Kebencian Kita pada Maksiat Tidak Lepas dari Hawa Nafsu

 
Kebencian Kita pada Maksiat Tidak Lepas dari Hawa Nafsu

LADUNI.ID, Jakarta - Sebagai umat Islam, tentu kita tahu bahwa perbuatan maksiat sangat dilarang oleh agama. Perbuatan maksiat dapat membuat pelakunya menjadi orang yang bukan hanya dibenci oleh agama, tetapi juga dibenci oleh orang banyak. Kebencian itu muncul karena perbuatan maksiat dapat memberikan efek negatif bagi masyarakat dan lingkungan sosialnya.

Kendati begitu, kebencian yang lahir dari rata-rata umat Islam terhadap perbuatan maksiat apakah memang murni terlahir dari dirinya sendiri untuk membenci perbuatan itu? Bagaimana jika kebencian itu muncul hanya karena pelaku maksiat itu adalah orang lain yang bukan bagian dari keluarganya?

Dalam hal ini, KH Bahauddin Nur Salim atau Gus Baha menjelaskan bahwa di dalam hadis terdapat banyak cerita bagaimana ulama melaksanakan dakwah kepada orang-orang yang nakal dan para pelaku maksiat. Akan tetapi, jika kita mau berpikir bahwa kebencian terhadap pelaku maksiat itu tidak murni karena perbuatan maksiat itu sendiri.

Lebih juah menurut Gus Baha, kita sebenarnya masih punya stok nafsu yang menyebabkan kebencian pada pelaku maksiat. Jadi kebencian kita kepada pelaku maksiat karena itu orang lain, bukan anak kita sendiri. Itulah kenapa kebencian pada maksiat itu masih diselipi oleh nafsu.

Makanya seperti yang banyak diterangkan di dalam kitab-kitab tafsir, ketika Nabi Ibrahim diterbangkan hingga ke Arsy, kemudian oleh Allah SWT beliau diperlihatkan orang-orang maksiat, orang-orang yang durhaka-durhaka, nyabu, dan semacamnya.

Kemudian Allah SWT bertanya kepada Nabi Ibrahim, “Hai Nabi Ibrahim, orang-orang itu akan diapakan?”

Nabi Ibrahim kemudian menjawab, “Bunuh saja mereka ya Allah, mereka Engkau kasih rezeki tapi digunakan salah.”

Kemudian Allah SWT pun membunuh mereka tanpa dipikir. Akan tetapi suatu saat Allah SWT menyuruh Nabi Ibrahim untuk membunuh anaknya, tapi Nabi Ibrahim masih berpikir. Lalu Allah berkata kepada Nabi Ibrahim, “Kenapa masih dipikir lha Saya ndak pakai mikir waktu kamu nyuruh untuk membunuh orang-orang nakal,” demikian sebagaimana diceritakan oleh Gus Baha.

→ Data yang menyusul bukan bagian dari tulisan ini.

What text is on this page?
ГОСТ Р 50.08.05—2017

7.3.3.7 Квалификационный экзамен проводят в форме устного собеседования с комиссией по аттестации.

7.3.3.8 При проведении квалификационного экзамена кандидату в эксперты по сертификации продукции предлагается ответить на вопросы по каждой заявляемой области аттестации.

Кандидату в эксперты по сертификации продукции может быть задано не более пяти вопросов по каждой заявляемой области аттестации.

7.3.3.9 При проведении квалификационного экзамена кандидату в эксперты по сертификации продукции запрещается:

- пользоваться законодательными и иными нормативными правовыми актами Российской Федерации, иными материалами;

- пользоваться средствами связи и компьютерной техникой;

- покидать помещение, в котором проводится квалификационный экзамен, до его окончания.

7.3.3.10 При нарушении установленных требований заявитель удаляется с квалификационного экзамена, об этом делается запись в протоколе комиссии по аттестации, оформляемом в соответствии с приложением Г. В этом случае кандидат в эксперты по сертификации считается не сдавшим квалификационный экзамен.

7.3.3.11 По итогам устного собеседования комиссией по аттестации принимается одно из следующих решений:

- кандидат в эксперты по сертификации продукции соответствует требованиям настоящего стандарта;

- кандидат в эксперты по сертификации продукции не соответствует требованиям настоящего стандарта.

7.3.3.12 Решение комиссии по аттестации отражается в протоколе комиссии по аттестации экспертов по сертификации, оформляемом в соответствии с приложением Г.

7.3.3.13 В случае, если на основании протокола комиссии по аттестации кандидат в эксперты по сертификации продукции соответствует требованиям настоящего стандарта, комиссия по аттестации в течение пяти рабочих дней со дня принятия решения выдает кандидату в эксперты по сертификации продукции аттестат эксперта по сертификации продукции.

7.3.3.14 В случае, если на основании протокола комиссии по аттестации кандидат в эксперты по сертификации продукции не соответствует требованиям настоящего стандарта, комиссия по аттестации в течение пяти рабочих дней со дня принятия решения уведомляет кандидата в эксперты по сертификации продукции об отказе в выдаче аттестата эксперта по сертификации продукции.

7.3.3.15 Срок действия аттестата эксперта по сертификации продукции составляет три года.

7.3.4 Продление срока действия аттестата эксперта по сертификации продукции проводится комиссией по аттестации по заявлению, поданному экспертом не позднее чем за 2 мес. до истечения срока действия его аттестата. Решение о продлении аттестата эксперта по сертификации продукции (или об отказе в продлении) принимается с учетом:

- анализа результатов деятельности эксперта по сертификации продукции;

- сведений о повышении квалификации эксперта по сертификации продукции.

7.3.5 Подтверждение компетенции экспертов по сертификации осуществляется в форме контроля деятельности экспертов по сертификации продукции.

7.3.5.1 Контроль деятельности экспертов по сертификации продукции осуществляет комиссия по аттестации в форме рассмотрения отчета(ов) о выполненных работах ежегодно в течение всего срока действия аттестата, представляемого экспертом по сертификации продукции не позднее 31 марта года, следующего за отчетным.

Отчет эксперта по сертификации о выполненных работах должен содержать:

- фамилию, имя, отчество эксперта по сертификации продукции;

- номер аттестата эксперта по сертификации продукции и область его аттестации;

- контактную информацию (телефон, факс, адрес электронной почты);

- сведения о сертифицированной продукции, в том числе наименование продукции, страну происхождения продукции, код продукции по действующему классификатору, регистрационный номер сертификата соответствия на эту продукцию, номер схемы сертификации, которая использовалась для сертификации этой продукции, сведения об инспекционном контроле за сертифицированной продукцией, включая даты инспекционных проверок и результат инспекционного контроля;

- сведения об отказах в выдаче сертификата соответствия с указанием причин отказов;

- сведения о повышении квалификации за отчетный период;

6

Oleh karena itulah, keputusan yang benar ya tidak harus langsung dibunuh. Sebab, kebencian kita kepada maksiat itu tidak akan lepas dari nafsu. Maka itulah, maksiat ya sudah seperti itu. Hanya karena bukan anak sendiri saja, kita bencinya bukan main kepada pelaku maksiat.

Dari penjelasan Gus Baha inilah dapat diambil kesimpulan bahwa perbuatan maksiat memang dibenci oleh Tuhan dan agama. Karena, maksiat memang sesuatu yang sudah dilarang dalam peraturan agama. Namun demikian, jika seseorang ingin membenci maksiat setidaknya juga perlu melihat dalam dirinya apakah dia benar-benar benci kepada perbuatan yang dilarang oleh agama itu atau benci karena pelakunya bukan dari kalangan sanak saudaranya.

Dengan demikian, begitulah manusia yang dilengkapi dengan hawa nafsu. Harus selalu melihat ke dalam dirinya sendiri apakah segala aktivitas yang dilakukan, termasuk kebencian yang lahir dalam dirinya, adalah betul-betul datang dari dirinya dan bukan dari hawa nafsunya. Harapannya, dengan adanya tulisan seperti ini dapat membawa kita menjadi orang yang lebih baik. Semoga.